We talked about some ways to make the OCR better but, frankly, I was unconcerned by what I saw. They had a good review system for someone to double check anything flagged and I’m confident that a few simple checks, such as the system knowing that it’s typically “Calculus I”, will drop the work to double check these dramatically.
On the grading period front, they seemed to do an even better job. Of the six transcripts I reviewed, I only noticed two errors (although that same error might happen multiple times). This was a heck of a lot better than we’d been able to accomplish at my previous employer. I was impressed.
In addition, the technology people really knew their stuff. I am enough of an AI expert3 to see that they knew what they were doing, even if they wouldn’t let me under the hood quite as far as I’d have preferred.
In the spirit of full transparency, I had never heard of MyDocs before last week, had never met John Reese before, and have no business or financial ties of any kind with MyDocs. Further, although the results in a one-hour tech walk-through were impressive, I am withholding full judgement until I see the results from at least a thousand transcripts the system has never seen before from random schools processed and then the resulting data compared to current methods. From what I’ve seen, I hold out hope that those results will be highly positive, but the proof of the pudding is in the eating and full judgement must wait.
One thing I think they will struggle with more than they realize is trying to standardize grading systems. Even in the US, it’s far more complex than most people realize, and overseas is an even bigger hurdle. For instance, in the US at some colleges an A+ is a 4.25, at some a 4.33, and at others a 4.0. Colleges usually publish the grading scales on the back of their transcripts.

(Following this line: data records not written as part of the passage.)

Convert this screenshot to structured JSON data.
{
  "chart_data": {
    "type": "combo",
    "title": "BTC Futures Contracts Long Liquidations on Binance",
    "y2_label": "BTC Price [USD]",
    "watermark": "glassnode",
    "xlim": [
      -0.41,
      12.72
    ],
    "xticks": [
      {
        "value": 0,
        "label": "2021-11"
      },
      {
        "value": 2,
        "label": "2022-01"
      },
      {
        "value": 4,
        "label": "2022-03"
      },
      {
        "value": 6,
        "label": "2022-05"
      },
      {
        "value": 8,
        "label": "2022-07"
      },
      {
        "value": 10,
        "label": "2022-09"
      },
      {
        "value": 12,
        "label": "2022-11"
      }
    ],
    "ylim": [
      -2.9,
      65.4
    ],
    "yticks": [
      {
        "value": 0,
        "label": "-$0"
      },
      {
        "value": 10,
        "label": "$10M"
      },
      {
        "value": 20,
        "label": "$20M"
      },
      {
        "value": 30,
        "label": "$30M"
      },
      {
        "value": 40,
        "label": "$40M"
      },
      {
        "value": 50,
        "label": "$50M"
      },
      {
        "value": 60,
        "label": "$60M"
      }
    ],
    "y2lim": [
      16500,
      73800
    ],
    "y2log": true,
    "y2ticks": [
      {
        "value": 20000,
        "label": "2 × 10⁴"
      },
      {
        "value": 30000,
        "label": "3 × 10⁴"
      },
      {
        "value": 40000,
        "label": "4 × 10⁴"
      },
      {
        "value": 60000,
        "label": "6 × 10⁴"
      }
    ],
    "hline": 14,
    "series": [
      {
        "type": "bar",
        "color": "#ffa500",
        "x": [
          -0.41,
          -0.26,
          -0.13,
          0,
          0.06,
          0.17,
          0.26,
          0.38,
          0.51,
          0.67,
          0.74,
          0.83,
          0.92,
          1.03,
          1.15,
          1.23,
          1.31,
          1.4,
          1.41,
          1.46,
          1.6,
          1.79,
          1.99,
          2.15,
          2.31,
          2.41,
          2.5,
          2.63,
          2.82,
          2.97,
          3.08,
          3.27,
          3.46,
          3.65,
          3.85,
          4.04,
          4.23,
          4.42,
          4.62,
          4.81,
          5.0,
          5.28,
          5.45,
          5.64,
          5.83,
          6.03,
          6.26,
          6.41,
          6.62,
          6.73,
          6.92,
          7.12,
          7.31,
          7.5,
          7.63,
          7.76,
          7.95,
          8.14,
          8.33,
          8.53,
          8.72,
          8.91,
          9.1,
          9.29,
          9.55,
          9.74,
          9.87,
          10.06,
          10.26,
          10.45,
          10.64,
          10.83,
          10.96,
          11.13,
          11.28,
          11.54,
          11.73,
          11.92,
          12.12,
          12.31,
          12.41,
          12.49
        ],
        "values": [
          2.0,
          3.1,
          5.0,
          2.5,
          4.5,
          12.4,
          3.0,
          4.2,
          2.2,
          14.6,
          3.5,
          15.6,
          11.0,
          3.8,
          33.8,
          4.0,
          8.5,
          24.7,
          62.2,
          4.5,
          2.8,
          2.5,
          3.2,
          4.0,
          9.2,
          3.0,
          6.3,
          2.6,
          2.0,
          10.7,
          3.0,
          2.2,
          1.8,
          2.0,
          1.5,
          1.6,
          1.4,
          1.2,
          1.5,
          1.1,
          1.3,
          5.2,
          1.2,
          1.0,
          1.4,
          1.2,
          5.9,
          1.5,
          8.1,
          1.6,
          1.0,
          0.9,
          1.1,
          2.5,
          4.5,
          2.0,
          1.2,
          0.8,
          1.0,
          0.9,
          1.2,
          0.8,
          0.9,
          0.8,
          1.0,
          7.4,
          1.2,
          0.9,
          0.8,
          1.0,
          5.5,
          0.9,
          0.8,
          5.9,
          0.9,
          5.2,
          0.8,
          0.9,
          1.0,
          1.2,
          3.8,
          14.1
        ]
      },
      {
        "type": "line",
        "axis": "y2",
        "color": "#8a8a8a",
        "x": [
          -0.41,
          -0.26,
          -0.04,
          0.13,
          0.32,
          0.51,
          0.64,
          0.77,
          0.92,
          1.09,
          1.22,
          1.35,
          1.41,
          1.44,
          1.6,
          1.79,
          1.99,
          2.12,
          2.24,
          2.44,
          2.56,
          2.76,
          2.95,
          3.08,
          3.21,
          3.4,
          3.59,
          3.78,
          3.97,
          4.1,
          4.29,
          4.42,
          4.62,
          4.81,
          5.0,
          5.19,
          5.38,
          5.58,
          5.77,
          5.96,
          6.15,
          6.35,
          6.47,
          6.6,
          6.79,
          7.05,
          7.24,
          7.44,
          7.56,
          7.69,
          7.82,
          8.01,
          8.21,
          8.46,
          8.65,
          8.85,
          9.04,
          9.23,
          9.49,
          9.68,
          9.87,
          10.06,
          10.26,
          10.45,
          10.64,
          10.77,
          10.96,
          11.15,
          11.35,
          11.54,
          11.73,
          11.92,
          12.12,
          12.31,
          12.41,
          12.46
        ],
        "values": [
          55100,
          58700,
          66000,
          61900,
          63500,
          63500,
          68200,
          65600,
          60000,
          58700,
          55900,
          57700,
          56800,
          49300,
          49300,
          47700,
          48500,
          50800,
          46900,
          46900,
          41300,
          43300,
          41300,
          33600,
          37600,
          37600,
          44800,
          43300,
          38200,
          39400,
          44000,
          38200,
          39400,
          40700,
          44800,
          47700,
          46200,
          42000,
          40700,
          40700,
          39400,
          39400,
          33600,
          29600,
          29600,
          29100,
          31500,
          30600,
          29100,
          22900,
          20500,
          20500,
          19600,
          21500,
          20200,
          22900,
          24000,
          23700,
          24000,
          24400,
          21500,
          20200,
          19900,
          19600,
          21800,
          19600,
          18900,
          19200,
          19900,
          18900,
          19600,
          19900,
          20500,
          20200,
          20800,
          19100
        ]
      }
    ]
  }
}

Maybe one day AI will be able to handle grading scales as well, but that seems like an even tougher challenge!
- To my great pleasure, I found out that John had been the head of Parchment, the transcript company, roughly two decades ago, when they had figured out that getting universities to upgrade their systems to allow sending transcripts of data was unlikely to happen anytime soon (and still isn’t!). They came up with the ingenious idea to have registrars send the transcripts to a print driver which, instead of printing the transcript, took the image that would have been printed and sent it to Parchment with the metadata needed to send it further. This may be difficult to conceptualize, but I assure you that if not for that genius idea we would all still be sending most transcripts via the US Postal Service.
- I admit that as a very hands-on person I was aching for even more detail, especially around which Generative AI models they used and how they used them.
- My recent foray into a deep dive on creating RAGs for specific purposes has taught me that (1) I am quite knowledgeable about AI and (2) there is still a gigantic amount to learn and a lot of people way smarter than I am.